Recommendations from a brain-storming two-day session in Rabat, Morocco, among delegates from the African national associations were endorsed by the executive committee.

The changes will see club competition date switches but, above all, the staging of the African Nations Cup in June and July rather than the current January/February slot which, every two years, prompts club v country wars between African FAs and European clubs.

Infantino . . . positive reaction to CAF changes

It will also be expanded from 16 to 24 teams‚ mimicking the extension of the European Championship and the World Cup, so as to increase broadcasting and marketing revenue.

This will probably mean cohosting becoming the norm because very few African countries can manage to stage the entire tournament alone as it is.

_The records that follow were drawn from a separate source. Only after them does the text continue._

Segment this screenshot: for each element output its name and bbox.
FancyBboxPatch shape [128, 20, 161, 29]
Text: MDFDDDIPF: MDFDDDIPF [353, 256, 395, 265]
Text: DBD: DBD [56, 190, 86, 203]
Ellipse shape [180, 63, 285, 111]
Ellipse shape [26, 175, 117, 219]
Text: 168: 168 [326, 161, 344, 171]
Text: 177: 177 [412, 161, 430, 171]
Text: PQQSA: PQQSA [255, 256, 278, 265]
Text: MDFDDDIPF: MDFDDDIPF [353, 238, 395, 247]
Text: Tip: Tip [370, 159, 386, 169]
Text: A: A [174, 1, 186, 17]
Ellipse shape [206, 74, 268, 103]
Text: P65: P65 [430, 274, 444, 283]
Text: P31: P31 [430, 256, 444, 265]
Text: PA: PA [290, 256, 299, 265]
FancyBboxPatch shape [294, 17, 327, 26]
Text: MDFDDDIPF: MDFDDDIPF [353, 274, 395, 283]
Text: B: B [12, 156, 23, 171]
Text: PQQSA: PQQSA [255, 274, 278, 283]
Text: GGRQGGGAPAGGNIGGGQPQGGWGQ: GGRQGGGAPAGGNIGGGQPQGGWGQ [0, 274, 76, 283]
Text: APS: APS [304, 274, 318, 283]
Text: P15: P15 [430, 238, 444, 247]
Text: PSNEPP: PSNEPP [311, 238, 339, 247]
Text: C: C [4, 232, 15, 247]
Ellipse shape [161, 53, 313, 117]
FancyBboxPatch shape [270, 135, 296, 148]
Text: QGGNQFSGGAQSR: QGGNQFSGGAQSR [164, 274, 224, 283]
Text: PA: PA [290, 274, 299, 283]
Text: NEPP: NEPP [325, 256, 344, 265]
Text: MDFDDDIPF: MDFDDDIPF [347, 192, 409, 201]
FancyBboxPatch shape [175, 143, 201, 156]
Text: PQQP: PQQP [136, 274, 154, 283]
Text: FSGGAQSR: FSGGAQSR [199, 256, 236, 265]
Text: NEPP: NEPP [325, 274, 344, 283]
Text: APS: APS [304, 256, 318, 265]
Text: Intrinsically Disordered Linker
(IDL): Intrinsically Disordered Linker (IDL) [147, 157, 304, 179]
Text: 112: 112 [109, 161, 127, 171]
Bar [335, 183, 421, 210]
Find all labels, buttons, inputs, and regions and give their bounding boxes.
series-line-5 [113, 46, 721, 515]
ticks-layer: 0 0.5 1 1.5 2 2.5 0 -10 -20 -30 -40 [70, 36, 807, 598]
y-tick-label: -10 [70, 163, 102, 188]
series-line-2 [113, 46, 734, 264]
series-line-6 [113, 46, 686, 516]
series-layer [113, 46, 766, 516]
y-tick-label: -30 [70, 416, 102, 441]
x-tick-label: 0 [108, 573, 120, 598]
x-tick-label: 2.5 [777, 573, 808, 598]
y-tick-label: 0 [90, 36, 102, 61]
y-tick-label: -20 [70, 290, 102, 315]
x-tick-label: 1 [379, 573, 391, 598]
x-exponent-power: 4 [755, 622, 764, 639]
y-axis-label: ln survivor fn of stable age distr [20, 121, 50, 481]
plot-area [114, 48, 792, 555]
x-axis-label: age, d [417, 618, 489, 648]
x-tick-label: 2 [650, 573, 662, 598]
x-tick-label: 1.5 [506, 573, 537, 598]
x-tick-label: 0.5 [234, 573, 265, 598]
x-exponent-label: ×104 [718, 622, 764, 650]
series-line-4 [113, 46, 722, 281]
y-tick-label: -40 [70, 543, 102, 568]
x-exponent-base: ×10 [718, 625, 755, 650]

Ahmad, the Madagascar businessman and former government minister who ousted long-serving Issa Hayatou as CAF president earlier this year, is taking the credit for bringing about the programming revolution.

Influential support

FIFA president Infantino, widely considered to have been a significant and controversial influence in Ahmad’s accession, has made no secret of his support for change.

During Tuesday’s session of the conference the world football federation leader told delegates: “This could be a crucial day for African football.

“It could mark a real change. All the stakeholders interested in this beautiful game in the future have to work to develop African football and bring it to where it belongs‚ at the top of world football.

“Africa has long been seen as the future of world football and 30 years after Cameroon made a first impact at the 1982 World Cup‚ it has a chance now to realise that confidence. This symposium sends out a message that you want to go forward and to progress.”

One of the reasons Hayatou had resisted changing the Nations Cup, which will also be expanded from 16 to 24 teams but retain its two-year staging, was an expressed desire that African football should not be seen as bending to the will of big-money European club football.

However more and more African nations have realised that they were the ones suffering most from the regular struggle to obtain the release of players. The issue reached a head before this year’s finals when 10 senior Cameroon players refused, for one reason or another, to make themselves available.

Ironically Cameroon went on to the win the Cup and qualify to contest the recent high-profile FIFA Confederations Cup in Russia.

Club cup changes

Other schedule changes will see the African Champions League and African Confederation Cup running from August to May, in line with the major European competitions. Both involve initial preliminary rounds followed by the group phase and then the knockout quarter-finals‚ semi-finals and finals.

This will suit the more  powerful African nations since this year’s expansion of the number of clubs in the group phase of Champions League and Confederation Cup – from eight to 16 – has forced the top teams to play group matches between May and July when they would prefer to be preparing for their new domestic seasons.

Ahead of the debate Ahmad said: “We can’t get away from it. We have had a lot of suggestions. Africa has its particularities‚ like the great distances our clubs have to travel. Clubs having to travel via Europe to play games is folly. We need solutions.”